Com efeito, a agravante ofertou razões recursais em que pretende afastar a incidência de PIS e COFINS das taxas de cartão de crédito/débito.

 

A esse respeito, o Supremo Tribunal Federal, no julgamento do Tema 1024 de repercussão geral (RE 1.049.811), de relatoria do Min. ALEXANDRE DE MORAES, firmou a seguinte tese:

 

“É constitucional a inclusão dos valores retidos pelas administradoras de cartões na base de cálculo das contribuições ao PIS e da COFINS devidas por empresa que recebe pagamentos por meio de cartões de crédito e débito.”

 

Por derradeiro, a recorrente levanta a ocorrência de equívoco na apreciação do feito que consubstancia, na verdade, mera questão semântica, no intuito de tentar distinguir o pedido formulado, do quanto foi decidido no acórdão recorrido e no paradigma, porém, tal diferença, na singularidade, inexiste. Isto porque não há que se falar em direito de crédito sobre valores que são efetivamente devidos pela empresa, pois, consoante já dito, devem ser incluídos na base de cálculo do PIS e da COFINS (Tema 1.024/STF), sendo incabível seu aproveitamento.

 

No caso, não tendo sido comprovada a distinção do caso concreto a afastar a negativa de seguimento, o agravo não merece provimento.

 

Em face do exposto, nego provimento ao agravo interno.

 

É o voto.

 

 

 

 

 

 

 

 



E M E N T A

AGRAVO INTERNO. ENTENDIMENTO DO SUPREMO TRIBUNAL FEDERAL. OBSERVÂNCIA OBRIGATÓRIA. TEMA 1024. CONSTITUCIONALIDADE DA INCLUSÃO DOS VALORES RETIDOS PELAS ADMINISTRADORAS DE CARTÕES NA BASE DE CÁLCULO DAS CONTRIBUIÇÕES AO PIS E DA COFINS DEVIDAS POR EMPRESA QUE RECEBE PAGAMENTOS POR MEIO DE CARTÕES DE CRÉDITO E DÉBITO. NEGADO PROVIMENTO.

1. Inclusão dos valores retidos pelas administradoras de cartões na base de cálculo das contribuições ao PIS e da COFINS devidas por empresa que recebe pagamentos por meio de cartões de crédito e débito.

2. Matéria firmada no Tema 1024 de repercussão geral.

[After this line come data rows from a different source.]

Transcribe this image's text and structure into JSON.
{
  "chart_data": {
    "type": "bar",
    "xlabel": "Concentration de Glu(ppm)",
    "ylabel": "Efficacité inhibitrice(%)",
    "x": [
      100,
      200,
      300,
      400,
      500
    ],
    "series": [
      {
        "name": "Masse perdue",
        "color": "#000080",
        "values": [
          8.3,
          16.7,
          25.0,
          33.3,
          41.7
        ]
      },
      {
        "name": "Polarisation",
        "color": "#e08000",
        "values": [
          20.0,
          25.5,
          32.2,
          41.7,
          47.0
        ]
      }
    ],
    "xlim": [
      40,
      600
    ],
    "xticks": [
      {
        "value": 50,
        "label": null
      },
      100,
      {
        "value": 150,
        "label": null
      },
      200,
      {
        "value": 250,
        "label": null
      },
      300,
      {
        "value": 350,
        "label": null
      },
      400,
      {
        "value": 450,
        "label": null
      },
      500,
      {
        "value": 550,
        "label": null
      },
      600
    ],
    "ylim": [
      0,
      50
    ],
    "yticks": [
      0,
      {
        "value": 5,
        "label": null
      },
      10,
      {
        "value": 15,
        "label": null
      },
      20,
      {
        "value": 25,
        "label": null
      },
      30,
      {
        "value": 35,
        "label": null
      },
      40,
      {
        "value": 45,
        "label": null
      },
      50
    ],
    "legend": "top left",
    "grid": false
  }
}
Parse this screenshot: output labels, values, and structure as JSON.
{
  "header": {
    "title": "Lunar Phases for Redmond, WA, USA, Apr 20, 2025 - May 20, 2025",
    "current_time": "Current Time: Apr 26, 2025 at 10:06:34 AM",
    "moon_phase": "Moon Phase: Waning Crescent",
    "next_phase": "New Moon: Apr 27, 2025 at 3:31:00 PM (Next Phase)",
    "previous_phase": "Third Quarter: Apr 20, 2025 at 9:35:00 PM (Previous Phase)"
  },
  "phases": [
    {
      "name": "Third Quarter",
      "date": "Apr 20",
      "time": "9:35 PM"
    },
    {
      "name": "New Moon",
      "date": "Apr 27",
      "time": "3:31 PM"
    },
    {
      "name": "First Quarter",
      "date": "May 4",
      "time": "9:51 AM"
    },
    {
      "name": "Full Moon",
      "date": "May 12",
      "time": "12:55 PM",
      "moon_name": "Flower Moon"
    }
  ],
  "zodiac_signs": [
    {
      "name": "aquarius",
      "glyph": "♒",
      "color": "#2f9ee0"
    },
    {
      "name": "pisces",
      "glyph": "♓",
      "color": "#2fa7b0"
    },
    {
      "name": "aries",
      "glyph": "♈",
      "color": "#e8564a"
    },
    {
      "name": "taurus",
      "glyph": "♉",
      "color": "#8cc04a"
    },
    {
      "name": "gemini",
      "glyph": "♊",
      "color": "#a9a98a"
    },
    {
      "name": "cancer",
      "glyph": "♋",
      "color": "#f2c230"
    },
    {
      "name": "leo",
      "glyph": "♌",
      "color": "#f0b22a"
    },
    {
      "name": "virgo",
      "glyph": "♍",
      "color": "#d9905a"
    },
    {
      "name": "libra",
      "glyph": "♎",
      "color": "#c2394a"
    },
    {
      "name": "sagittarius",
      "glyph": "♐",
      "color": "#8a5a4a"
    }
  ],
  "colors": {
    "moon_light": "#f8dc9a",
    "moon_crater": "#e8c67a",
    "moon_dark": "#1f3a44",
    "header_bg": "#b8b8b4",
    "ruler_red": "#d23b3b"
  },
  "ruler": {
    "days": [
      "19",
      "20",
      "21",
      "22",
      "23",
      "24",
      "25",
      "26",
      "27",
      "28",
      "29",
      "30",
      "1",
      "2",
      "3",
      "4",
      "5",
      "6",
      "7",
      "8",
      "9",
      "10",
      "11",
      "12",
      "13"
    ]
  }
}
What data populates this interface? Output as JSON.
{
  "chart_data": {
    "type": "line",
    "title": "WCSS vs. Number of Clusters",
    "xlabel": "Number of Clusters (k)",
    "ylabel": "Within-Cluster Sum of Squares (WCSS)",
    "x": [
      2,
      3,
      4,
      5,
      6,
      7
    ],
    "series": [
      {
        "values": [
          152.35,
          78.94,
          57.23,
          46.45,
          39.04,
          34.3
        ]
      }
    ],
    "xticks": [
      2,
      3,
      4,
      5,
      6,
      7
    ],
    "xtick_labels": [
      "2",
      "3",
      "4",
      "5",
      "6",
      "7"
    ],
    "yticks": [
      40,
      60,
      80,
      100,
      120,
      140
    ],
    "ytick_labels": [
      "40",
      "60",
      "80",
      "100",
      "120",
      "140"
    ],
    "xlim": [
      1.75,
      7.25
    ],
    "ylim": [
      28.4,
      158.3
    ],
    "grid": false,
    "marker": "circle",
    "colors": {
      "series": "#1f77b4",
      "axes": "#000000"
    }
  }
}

3. Não demonstrada pelo agravante a distinção no caso concreto.

4. Agravo desprovido.


  ACÓRDÃO

Vistos e relatados estes autos em que são partes as acima indicadas, O Órgão Especial, por unanimidade, negou provimento ao Agravo Interno, nos termos do voto do Desembargador Federal Vice-Presidente JOHONSOM DI SALVO (Relator). Votaram os Desembargadores Federais: CARLOS DELGADO, NINO TOLDO, ALI MAZLOUM, MÔNICA NOBRE, GISELLE FRANÇA, COTRIM GUIMARÃES (convocado para compor quórum), TORU YAMAMOTO (convocado para compor quórum), SOUZA RIBEIRO (convocado para compor quórum), DAVID DANTAS (convocado para compor quórum), GILBERTO JORDAN (convocado para compor quórum), BAPTISTA PEREIRA, ANDRÉ NABARRETE, MAIRAN MAIA, NERY JUNIOR, CONSUELO YOSHIDA e MARISA SANTOS. Ausentes, justificadamente, os Desembargadores Federais THEREZINHA CAZERTA, LEILA PAIVA, MARCELO SARAIVA, NELTON DOS SANTOS e MARCELO VIEIRA. , nos termos do relatório e voto que ficam fazendo parte integrante do presente julgado.